Tenali Ramakrishna, not being a physician, was at a loss when called upon to save the king’s life. Walking through the marketplace in contemplation, Tenali encountered a man engulfed in sorrow and anxiety. The man, who dealt in sandalwood, had amassed a substantial debt to purchase a significant stock of the fragrant wood. His only hope of repaying the debt was through selling the sandalwood, contingent upon the king’s demise. Sandalwood was exclusively used for royal cremations, rendering it unaffordable for commoners.

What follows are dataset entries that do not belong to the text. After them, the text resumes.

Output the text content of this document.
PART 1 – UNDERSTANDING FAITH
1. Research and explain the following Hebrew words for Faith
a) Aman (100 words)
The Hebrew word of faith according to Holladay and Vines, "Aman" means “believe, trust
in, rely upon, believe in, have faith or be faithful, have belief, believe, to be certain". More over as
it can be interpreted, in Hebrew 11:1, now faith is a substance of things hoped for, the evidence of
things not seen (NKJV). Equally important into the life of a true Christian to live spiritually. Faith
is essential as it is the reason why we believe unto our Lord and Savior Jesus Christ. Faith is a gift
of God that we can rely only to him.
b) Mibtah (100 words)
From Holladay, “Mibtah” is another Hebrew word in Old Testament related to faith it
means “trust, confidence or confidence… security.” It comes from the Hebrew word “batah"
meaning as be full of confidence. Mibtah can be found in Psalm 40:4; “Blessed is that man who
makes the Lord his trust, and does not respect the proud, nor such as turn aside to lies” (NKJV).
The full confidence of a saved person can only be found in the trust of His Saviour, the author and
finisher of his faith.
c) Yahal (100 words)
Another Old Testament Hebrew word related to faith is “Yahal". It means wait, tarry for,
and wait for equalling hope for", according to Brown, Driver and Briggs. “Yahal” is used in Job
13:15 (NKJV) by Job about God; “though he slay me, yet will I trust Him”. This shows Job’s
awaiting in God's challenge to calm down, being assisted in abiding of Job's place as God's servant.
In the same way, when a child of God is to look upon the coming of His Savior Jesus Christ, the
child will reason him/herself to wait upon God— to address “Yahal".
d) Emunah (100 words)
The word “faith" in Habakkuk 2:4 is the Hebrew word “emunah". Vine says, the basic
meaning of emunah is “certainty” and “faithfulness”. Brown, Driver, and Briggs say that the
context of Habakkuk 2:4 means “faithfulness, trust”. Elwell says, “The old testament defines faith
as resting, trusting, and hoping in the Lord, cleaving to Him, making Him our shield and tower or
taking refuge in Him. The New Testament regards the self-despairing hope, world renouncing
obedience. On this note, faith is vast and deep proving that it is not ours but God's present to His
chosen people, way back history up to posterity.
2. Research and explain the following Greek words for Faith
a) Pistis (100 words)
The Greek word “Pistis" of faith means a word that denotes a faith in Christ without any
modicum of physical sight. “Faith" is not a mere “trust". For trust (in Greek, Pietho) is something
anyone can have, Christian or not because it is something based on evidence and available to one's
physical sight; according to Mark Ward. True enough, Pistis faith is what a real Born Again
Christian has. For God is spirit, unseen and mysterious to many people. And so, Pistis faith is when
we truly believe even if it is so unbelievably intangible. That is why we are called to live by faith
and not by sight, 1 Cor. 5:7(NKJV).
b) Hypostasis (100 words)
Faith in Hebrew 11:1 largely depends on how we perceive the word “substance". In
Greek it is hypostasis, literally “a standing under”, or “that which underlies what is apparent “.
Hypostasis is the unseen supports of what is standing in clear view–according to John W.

Witnessing the man’s despair, Tenali Ramakrishna grasped the gravity of the situation. To save the man from ruin, Tenali made a surprising move: he used his own funds to purchase all the sandalwood. This unexpected action led to the man’s relief and the king’s recovery.
The Power of Intense Emotions
Sadhguru emphasized that this tale underscores the profound impact of intense emotions on the human mind. He noted that in moments of anger, fear, or distress, the mind becomes singularly focused, akin to a one-pointed arrow. This level of concentration is remarkably potent and can yield unexpected outcomes.
Drawing from the story, Sadhguru highlighted the significance of transcending the intellect. He explained that Gautam Buddha’s essence was not merely his name but the state he attained—a state above the intellect. He compared individuals dwelling in their intellect to suffering beings and those beneath it as “buddhus,” a term suggesting naïveté.
Sadhguru urged individuals to make a conscious effort to evolve beyond the intellect. He cautioned against relying on natural evolution, which might take eons. By taking charge of their minds and psychological processes, individuals can elevate themselves to a state of bliss and clarity.